The Interventionists: A mental health nurse and a police officer ride the streets of the inner city in an unmarked police car, responding to 911 calls involving what are officially called "emotionally disturbed persons" (EDP).
The Gospel According to Mr. Allen: The staff of the Addicts Rehabilitation Center struggle to give addicts a sense of dignity and hope as they try to break the harsh grip of drugs.
Crystal Fear, Crystal Clear: Methamphetamine, or crystal meth, has become the drug of choice for teenagers in small towns across North America. Highly addictive, cheap, and easy to get, it can cause psychosis, permanent brain damage, and even death. This program documents a year in the lives of three families devastated by this powerful, seductive drug.

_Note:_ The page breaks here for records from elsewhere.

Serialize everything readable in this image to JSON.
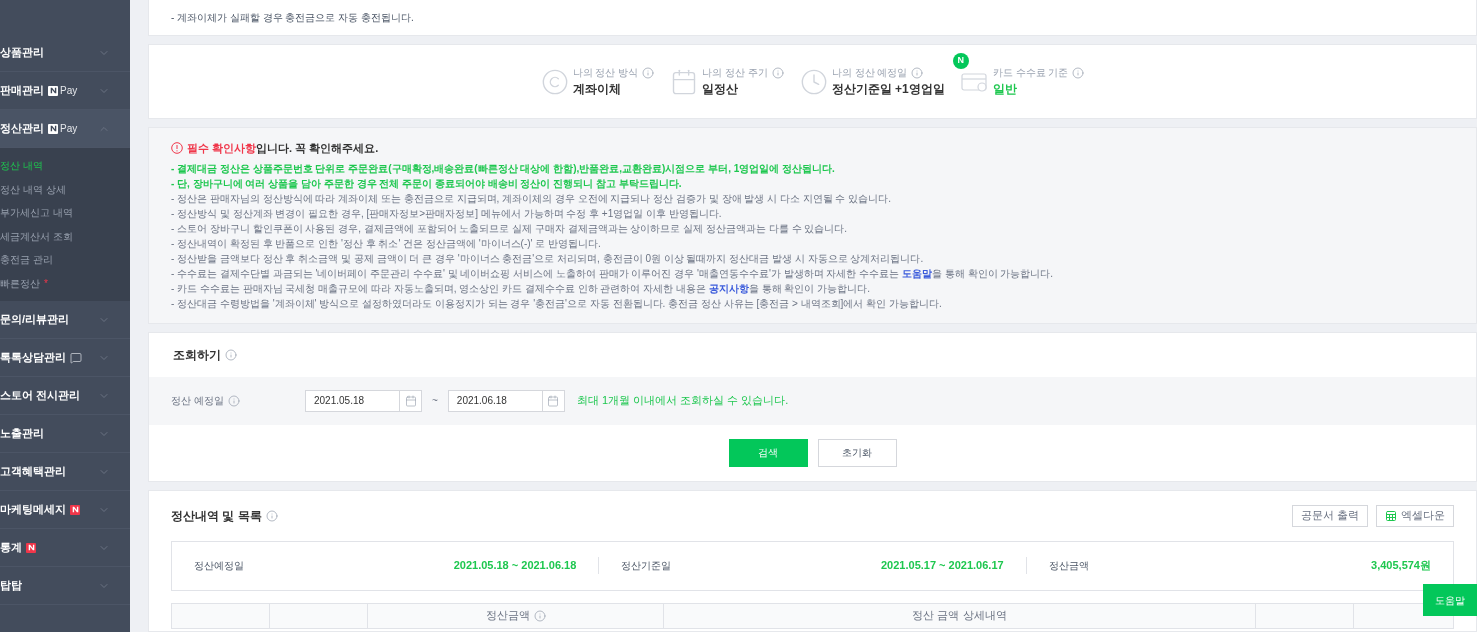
{
  "sidebar": {
    "items": [
      {
        "label": "상품관리",
        "kind": "plain",
        "expanded": false
      },
      {
        "label": "판매관리",
        "kind": "npay",
        "badge_text": "Pay",
        "expanded": false
      },
      {
        "label": "정산관리",
        "kind": "npay",
        "badge_text": "Pay",
        "expanded": true,
        "children": [
          {
            "label": "정산 내역",
            "selected": true
          },
          {
            "label": "정산 내역 상세",
            "selected": false
          },
          {
            "label": "부가세신고 내역",
            "selected": false
          },
          {
            "label": "세금계산서 조회",
            "selected": false
          },
          {
            "label": "충전금 관리",
            "selected": false
          },
          {
            "label": "빠른정산",
            "selected": false,
            "mark": "*"
          }
        ]
      },
      {
        "label": "문의/리뷰관리",
        "kind": "plain",
        "expanded": false
      },
      {
        "label": "톡톡상담관리",
        "kind": "chat",
        "expanded": false
      },
      {
        "label": "스토어 전시관리",
        "kind": "plain",
        "expanded": false
      },
      {
        "label": "노출관리",
        "kind": "plain",
        "expanded": false
      },
      {
        "label": "고객혜택관리",
        "kind": "plain",
        "expanded": false
      },
      {
        "label": "마케팅메세지",
        "kind": "new",
        "expanded": false
      },
      {
        "label": "통계",
        "kind": "new",
        "expanded": false
      },
      {
        "label": "탑탑",
        "kind": "plain",
        "expanded": false
      }
    ]
  },
  "top_note": "- 계좌이체가 실패할 경우 충전금으로 자동 충전됩니다.",
  "settlement_info": [
    {
      "kind": "method",
      "label": "나의 정산 방식",
      "value": "계좌이체",
      "highlight": false
    },
    {
      "kind": "cycle",
      "label": "나의 정산 주기",
      "value": "일정산",
      "highlight": false
    },
    {
      "kind": "date",
      "label": "나의 정산 예정일",
      "value": "정산기준일 +1영업일",
      "highlight": false
    },
    {
      "kind": "card",
      "label": "카드 수수료 기준",
      "value": "일반",
      "highlight": true,
      "badge": "N"
    }
  ],
  "notice": {
    "title_alert": "필수 확인사항",
    "title_rest": "입니다. 꼭 확인해주세요.",
    "lines": [
      {
        "kind": "emphasis",
        "parts": [
          {
            "text": "- 결제대금 정산은 상품주문번호 단위로 주문완료(구매확정,배송완료(빠른정산 대상에 한함),반품완료,교환완료)시점으로 부터, 1영업일에 정산됩니다.",
            "link": false
          }
        ]
      },
      {
        "kind": "emphasis",
        "parts": [
          {
            "text": "- 단, 장바구니에 여러 상품을 담아 주문한 경우 전체 주문이 종료되어야 배송비 정산이 진행되니 참고 부탁드립니다.",
            "link": false
          }
        ]
      },
      {
        "kind": "normal",
        "parts": [
          {
            "text": "- 정산은 판매자님의 정산방식에 따라 계좌이체 또는 충전금으로 지급되며, 계좌이체의 경우 오전에 지급되나 정산 검증가 및 장애 발생 시 다소 지연될 수 있습니다.",
            "link": false
          }
        ]
      },
      {
        "kind": "normal",
        "parts": [
          {
            "text": "- 정산방식 및 정산계좌 변경이 필요한 경우, [판매자정보>판매자정보] 메뉴에서 가능하며 수정 후 +1영업일 이후 반영됩니다.",
            "link": false
          }
        ]
      },
      {
        "kind": "normal",
        "parts": [
          {
            "text": "- 스토어 장바구니 할인쿠폰이 사용된 경우, 결제금액에 포함되어 노출되므로 실제 구매자 결제금액과는 상이하므로 실제 정산금액과는 다를 수 있습니다.",
            "link": false
          }
        ]
      },
      {
        "kind": "normal",
        "parts": [
          {
            "text": "- 정산내역이 확정된 후 반품으로 인한 '정산 후 취소' 건은 정산금액에 '마이너스(-)' 로 반영됩니다.",
            "link": false
          }
        ]
      },
      {
        "kind": "normal",
        "parts": [
          {
            "text": "- 정산받을 금액보다 정산 후 취소금액 및 공제 금액이 더 큰 경우 '마이너스 충전금'으로 처리되며, 충전금이 0원 이상 될때까지 정산대금 발생 시 자동으로 상계처리됩니다.",
            "link": false
          }
        ]
      },
      {
        "kind": "normal",
        "parts": [
          {
            "text": "- 수수료는 결제수단별 과금되는 '네이버페이 주문관리 수수료' 및 네이버쇼핑 서비스에 노출하여 판매가 이루어진 경우 '매출연동수수료'가 발생하며 자세한 수수료는 ",
            "link": false
          },
          {
            "text": "도움말",
            "link": true
          },
          {
            "text": "을 통해 확인이 가능합니다.",
            "link": false
          }
        ]
      },
      {
        "kind": "normal",
        "parts": [
          {
            "text": "- 카드 수수료는 판매자님 국세청 매출규모에 따라 자동노출되며, 영소상인 카드 결제수수료 인하 관련하여 자세한 내용은 ",
            "link": false
          },
          {
            "text": "공지사항",
            "link": true
          },
          {
            "text": "을 통해 확인이 가능합니다.",
            "link": false
          }
        ]
      },
      {
        "kind": "normal",
        "parts": [
          {
            "text": "- 정산대금 수령방법을 '계좌이체' 방식으로 설정하였더라도 이용정지가 되는 경우 '충전금'으로 자동 전환됩니다. 충전금 정산 사유는 [충전금 > 내역조회]에서 확인 가능합니다.",
            "link": false
          }
        ]
      }
    ]
  },
  "search": {
    "title": "조회하기",
    "field_label": "정산 예정일",
    "date_from": "2021.05.18",
    "separator": "~",
    "date_to": "2021.06.18",
    "hint": "최대 1개월 이내에서 조회하실 수 있습니다.",
    "buttons": [
      {
        "kind": "primary",
        "label": "검색"
      },
      {
        "kind": "secondary",
        "label": "초기화"
      }
    ]
  },
  "list": {
    "title": "정산내역 및 목록",
    "buttons": [
      {
        "kind": "plain",
        "label": "공문서 출력"
      },
      {
        "kind": "excel",
        "label": "엑셀다운"
      }
    ],
    "summary": [
      {
        "label": "정산예정일",
        "value": "2021.05.18 ~ 2021.06.18"
      },
      {
        "label": "정산기준일",
        "value": "2021.05.17 ~ 2021.06.17"
      },
      {
        "label": "정산금액",
        "value": "3,405,574원"
      }
    ],
    "columns": [
      {
        "label": "정산금액",
        "info": true
      },
      {
        "label": "정산 금액 상세내역",
        "info": false
      }
    ]
  },
  "help_button": "도움말"
}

Not A Game: A stark, graphic warning about crystal meth aimed especially at pre-teens and younger children who might be influenced by older kids to "experiment." Classroom scenes show students practicing "refusal skills," and a plain-talking physician asks "What part of your brain would you like to do without?"
Nurses: The Web of Denial: Celebrates the strength and tenacity of nurses who are in recovery from alcohol and drug addiction, while emphasizing the need for supports within the profession.
Bodies and Souls: Sister Manette, a nurse practitioner, and a white Catholic nun, runs the only health clinic in Jonestown, a largely African-American town in the heart of the Mississippi delta, where many people haven't seen a doctor more than once or twice in their lives.